Advertencia: tanto los personajes como las situaciones son propiedad intelectual de George R.R. Martin.
Este relato participa en el Reto #43 "Situaciones" del foro [Alas Negras, Palabras Negras].
Angel on the moon
La noche brillaba sobre los caballos, haciendo palidecer el mundo, pintándolo de un blanco plateado, por encima de la nieve y los árboles que les escoltaban, que franqueaban su camino. Se sentaba erguido sobre su montura, pero las fuerzas menguantes le hacían temblar, tambaleante, una hoja arrastrada por el soplo cruel del viento.
Antaño les habría podido adelantar a todos ellos, dejar atrás esa farsa de comitiva, escapar, cuando aún tenía un nombre, un lugar al que pertenecer, pero de aquello ya no quedaba nada, sólo servirle y rogar por su propia muerte, pues no había nada en ese mundo descarnado para él, nada que mereciera, salvo su propia desaparición. Ahora no era más que un recuerdo casi olvidado, incapaz de avanzar, atrapado en lo más profundo de la desesperación y el sufrimiento, constantemente atormentado por fantasmas sin nombres, sin formas, que susurraban sus crímenes, aquella vil traición que le había convertido en lo que era, un despojo, los restos de una muerte inconclusa, un cuerpo sin alma, dispuesto a las crueldades más inhumanas que alguien jamás mereciera.

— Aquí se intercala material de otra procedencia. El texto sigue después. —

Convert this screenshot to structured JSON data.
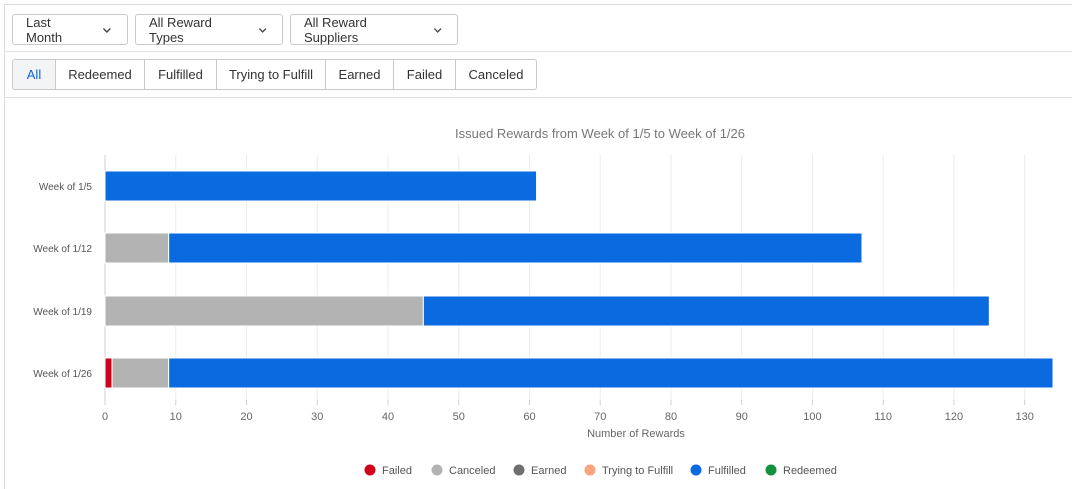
{
  "filters": [
    {
      "label": "Last Month"
    },
    {
      "label": "All Reward Types"
    },
    {
      "label": "All Reward Suppliers"
    }
  ],
  "tabs": [
    {
      "label": "All",
      "active": true
    },
    {
      "label": "Redeemed"
    },
    {
      "label": "Fulfilled"
    },
    {
      "label": "Trying to Fulfill"
    },
    {
      "label": "Earned"
    },
    {
      "label": "Failed"
    },
    {
      "label": "Canceled"
    }
  ],
  "chart_data": {
    "type": "bar",
    "orientation": "horizontal",
    "stacked": true,
    "title": "Issued Rewards from Week of 1/5 to Week of 1/26",
    "xlabel": "Number of Rewards",
    "ylabel": "",
    "xlim": [
      0,
      134
    ],
    "xticks": [
      0,
      10,
      20,
      30,
      40,
      50,
      60,
      70,
      80,
      90,
      100,
      110,
      120,
      130
    ],
    "grid": true,
    "legend_position": "bottom",
    "categories": [
      "Week of 1/5",
      "Week of 1/12",
      "Week of 1/19",
      "Week of 1/26"
    ],
    "series": [
      {
        "name": "Failed",
        "color": "#d0021b",
        "values": [
          0,
          0,
          0,
          1
        ]
      },
      {
        "name": "Canceled",
        "color": "#b3b3b3",
        "values": [
          0,
          9,
          45,
          8
        ]
      },
      {
        "name": "Earned",
        "color": "#6f6f6f",
        "values": [
          0,
          0,
          0,
          0
        ]
      },
      {
        "name": "Trying to Fulfill",
        "color": "#f8a47c",
        "values": [
          0,
          0,
          0,
          0
        ]
      },
      {
        "name": "Fulfilled",
        "color": "#0a6ae0",
        "values": [
          61,
          98,
          80,
          125
        ]
      },
      {
        "name": "Redeemed",
        "color": "#13913c",
        "values": [
          0,
          0,
          0,
          0
        ]
      }
    ]
  }
}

Iban a buscar a la joven novia, la prometida de Ramsay, quien sería la futura señora de todo el Norte, tanto por méritos como por nombre; la pequeña Arya Stark.
Desde que había conocido la identidad de aquella muchacha se había encontrado con que, a menudo, pensaba en ella. Creía que estaba muerta, perdida por el basto Poniente, pero habían dado con ella, la habían encontrado y le darían lo que le correspondía, no por linaje o herencia, sino por los azares del destino. El señorío norteño debía ser para su hermano mayor. Y debería ser Sansa quien llevara la gloria y la belleza a Invernalia, pero ese cometido recaía ahora sobre la más pequeña, la indómita y fiera Arya entrelospiés, revoltosa y rebelde; nunca sería una buena mujer.
Pero los recuerdos de la niña que fue le perseguían, le prometían imágenes inciertas, que sólo ella podía volver reales. Arya era fuerte, no se dejaría someter al capricho de su señor, se defendería, lucharía por su libertad perdida. Sabía manejar la espada y tirar con el arco; él mismo la había instruido, había aprendido a tensar las cuerdas y dejar volar las flechas, lejos, hasta rozar el cielo, bailar entre el entrechocar del acero, sin temor. Ella podría matar a Ramsay Bolton mientras dormía, porque no tenía miedo a nada. Le apuñalaría, retorciendo la hoja al clavársela, rasgando piel y hueso en el camino, hasta penetrar ese corazón oscuro y muerto que tenía, arrancando de él toda la vida que latía. Y luego terminaría con él, quien la había entregado a ese funesto destino, quien había traicionado los vínculos más sagrados, quebrando lealtades y promesas. Y se lo agradecería antes de partir, por permitirle una muerte misericordiosa, por hacer realidad sus ruegos más profundos, la única esperanza de redención. Era un dulce sueño, un buen consuelo, un final digno; amo y siervo muertos a la vez por la mano de un ángel caído, un ángel descendiendo de la luna para impartir la justicia que en la tierra se negaba, la que los hombres habían mancillado con su perversión.
Vestía con los tonos claros de la casa Stark, nieve y humo sobre ese manto blanco que le arrullaba, extendiéndose hasta el infinito, rozando con sus colores el horizonte de una noche invernal, que la mecía entre copos perdidos de nácar. Era alta y bonita, mucho más de lo que recordaba, mucho más de lo que la pequeña podría ser jamás; Sansa había sido la hermosa, la delicada dama que rescatar, Arya, por su parte, era la flor salvaje que crecía entre guerra y sangre, indómita, rebelde, una mujer sin someter, con voluntad. No había nada dulce en ella, nada de calidez y en los ojos de aquella niña brillaban aún los fuegos de la esperanza, ascuas parpadeantes sobre un fondo marrón cuando debía ser gris. Aquella muchacha no era más que una impostora, sin nada del carácter agreste de Arya latiendo en sus facciones. Tardó un instante en reconocerla, en ver quién era bajo esa tosca apariencia de nobleza y grandeza; no era más que la hija del servicio, la mejor amiga de Sansa, la joven Jeyne Poole. Y le miraba con sus enormes pupilas desbordadas, suplicando en silencio que la rescatara, que la salvase de aquello que estaba por llegar, de las pesadillas que amenazaban en convertirse en su vida sin saber que él no podía hacer nada, tan sólo ver, callar y obedecer, como Ramsay le había enseñado y le obligaba a recordar.